Early in 2012 the research consortium installed the first operational prototypes of external louvers with integrated photobioreactors. The prototypes are approximately 2.60m high and 60cm wide and consist of four panes of monolithic glass. The panes form a central cavity of 18mm for the circulation of the medium and 16mm insulating cavities on either side. The glass panes are clamped along the entire perimeter to facilitate easy de-mounting. The bottom profile of the louver integrates all the pipes and valves that are required to service the photobioreactor. The prototypes are currently being tested and the results are promising. An entire façade with integrated PBR will be fitted in 2013 on the Smart Material House in Hamburg, designed by SPLITTERWERK Architects for the International Building Exhibition in Hamburg. This project will be the first to utilise bio-chemical processes in building components, generating biomass and heat, absorbing CO2 and providing adaptive shading.
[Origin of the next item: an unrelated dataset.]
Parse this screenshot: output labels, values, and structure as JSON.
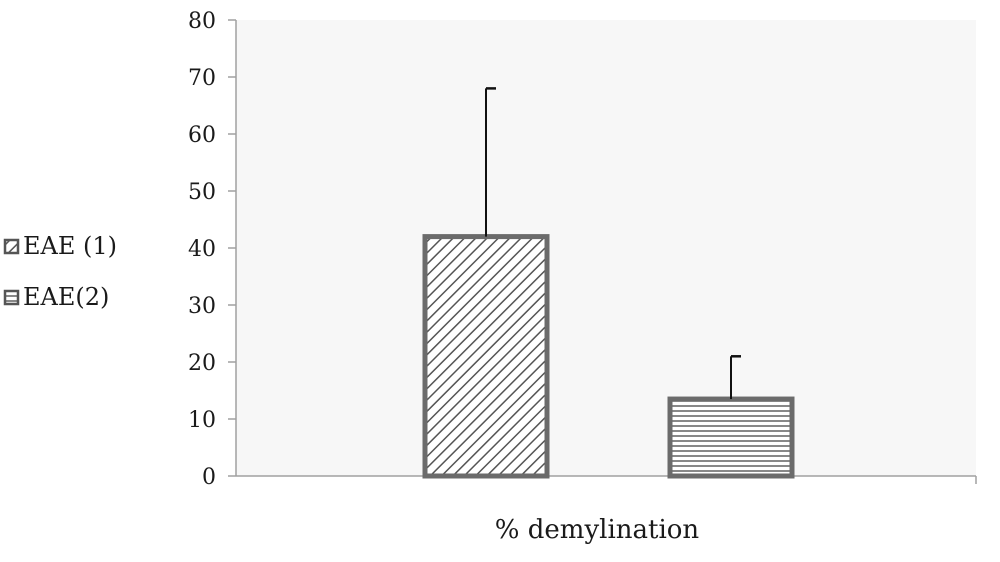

This technology can play an important part in establishing surplus energy houses as a building standard. This opens the possibility of creating zero carbon neighborhoods. With the possibilities of local and decentralised generation of energy, directly at the site of the consumer and the associated short supply chains of local grids, entirely new perspectives arise for planning on urban scale. The interaction and cross-linkage between the individual building and its context, both with respect to generation and consumption of energy and emissions and capabilities to store and mitigate emissions will be more and more to the fore.
For a balanced eco-efficiency on the scale of a building cluster, a neighborhood or even a region, it is possible to define and embed the environmental characteristics of energy intensive building typologies with the natural and technical processes in the area. The PBR technology is linking both cycles and in this sense a truly smart, multi-functional component based on Cradle to Cradle thinking.
Jan Wurm is an Associate at Arup in Berlin and a visiting professor at the Danish Technical University in Copenhagen. Jan’s passion is in architectural engineering: the interaction of technology, building materials and structure and the architectural form itself. His work on structural use of glass for the building envelope has made him an acknowledged and internationally recognised expert in this field. His book Structural Glass was published in German, English and Mandarin by Birkhäuser. After having worked for three years in Arup Materials Consulting and Arup Facade Engineering in London, Jan transferred to the Berlin office in 2008 to lead Arups European Region Materials Group.